The modernization of mobile computing devices has shifted towards viewing displays with touch-sensitive capabilities. User Interfaces for these devices—which may include smartphones, tablets, clamshells, among other devices—face a key challenge: minimizing power consumption rates while implementing the fastest response times to input (typically sensor input) possible. For example, to achieve lowest power consumption rates on the display may require multiple operations which can include: running the display at the lowest refresh rate (i.e. the longest time between scan-out on display); putting the application processor or graphics processing unit into the lowest available power sleep state; and/or running the touch sensor in the lowest possible scan rate to conserve power.
However, to achieve faster response times, the refresh time—the time it takes for the update to appear on the screen and for the light shining from the pixel to reach the eye is directly affected by the time it takes to refresh the screen—is a key factor, and decreasing the refresh rate typically results in a slower response time. In addition, in order to respond quickly (e.g., without encountering latency from the transition between sleep and wake power states) the processor(s) must be in an operating (non sleep) state, and faster performance states will ensure faster responses to the input. The touch sensor will also need to be operating in an increased scan rate to ensure every touch is processed and an appropriate response may be rendered.

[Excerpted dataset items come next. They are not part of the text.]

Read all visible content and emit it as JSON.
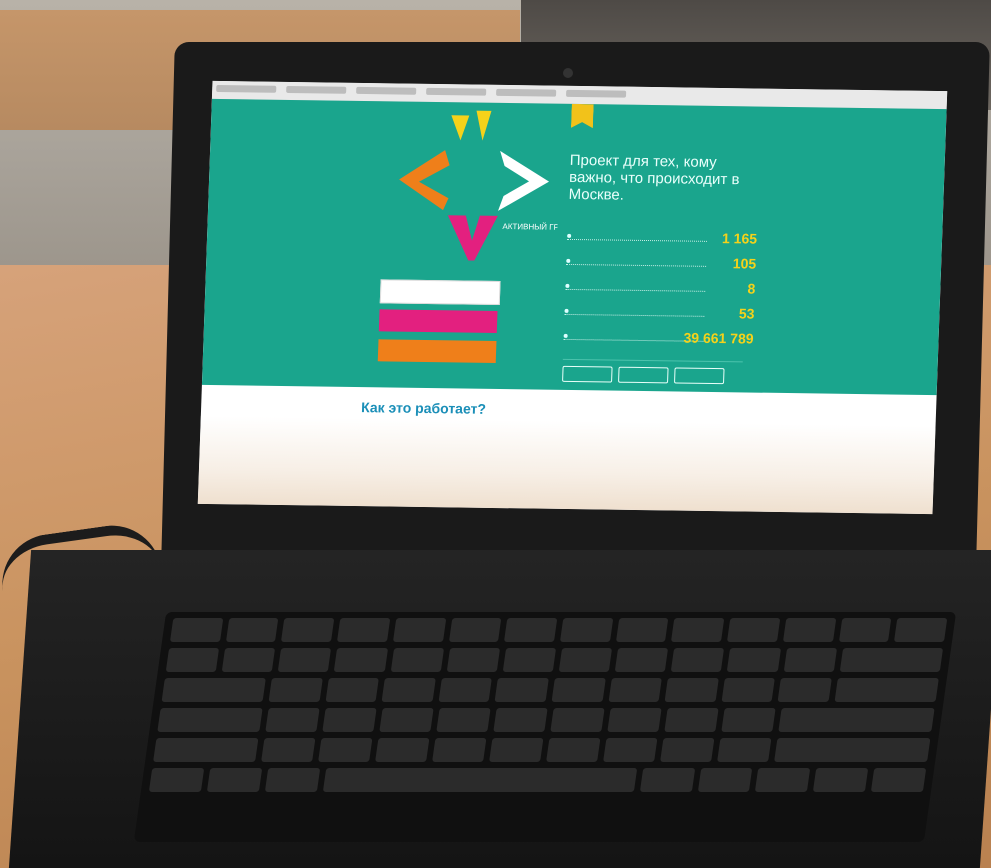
{
  "scene": {
    "description_colors": {
      "desk": "#c9935f",
      "laptop": "#1a1a1a",
      "site_teal": "#1aa58d",
      "accent_yellow": "#f5d21a",
      "accent_pink": "#e3207f",
      "accent_orange": "#ef7f1a"
    }
  },
  "website": {
    "tagline": "Проект для тех, кому важно, что происходит в Москве.",
    "stats": [
      {
        "value": "1 165"
      },
      {
        "value": "105"
      },
      {
        "value": "8"
      },
      {
        "value": "53"
      },
      {
        "value": "39 661 789"
      }
    ],
    "buttons": {
      "primary": "",
      "secondary": "",
      "tertiary": ""
    },
    "how_it_works": "Как это работает?",
    "logo_text": "АКТИВНЫЙ ГРАЖДАНИН"
  }
}
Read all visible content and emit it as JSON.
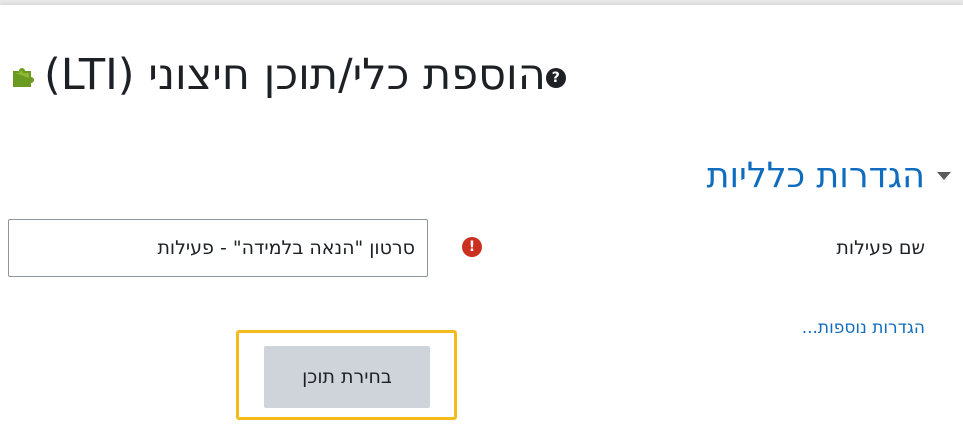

Unfortunately, the goals of reducing power consumption rates and increasing responsiveness can often have conflicting implementations. The current state-of-the-art approach for example, is to run the touch scan and display at higher rates, and to introduce system sleep states during which the display is turned off and the system appears unresponsive. A popular implementation will, for example, try to collect sensor input samples encountered during each display refresh period in order to process updates together; process and coordinate the input with the presentation of the update on the next refresh period; and sleep the system in between the display refreshes. However, these implementations often are strictly limited to pre-programmed, regular refresh periods or intervals, and therefore updating of the display is limited to the frequency at which the display is refreshed by the system. New technologies have been introduced in which with variable and/or faster refresh rates are still restricted to updating at the regular refresh periods. As a result, this may cause inefficiencies in both power consumption—such as when less frequent refreshes may be suitable—and responsiveness—such as when the screen is not updated quickly enough to reflect actual input.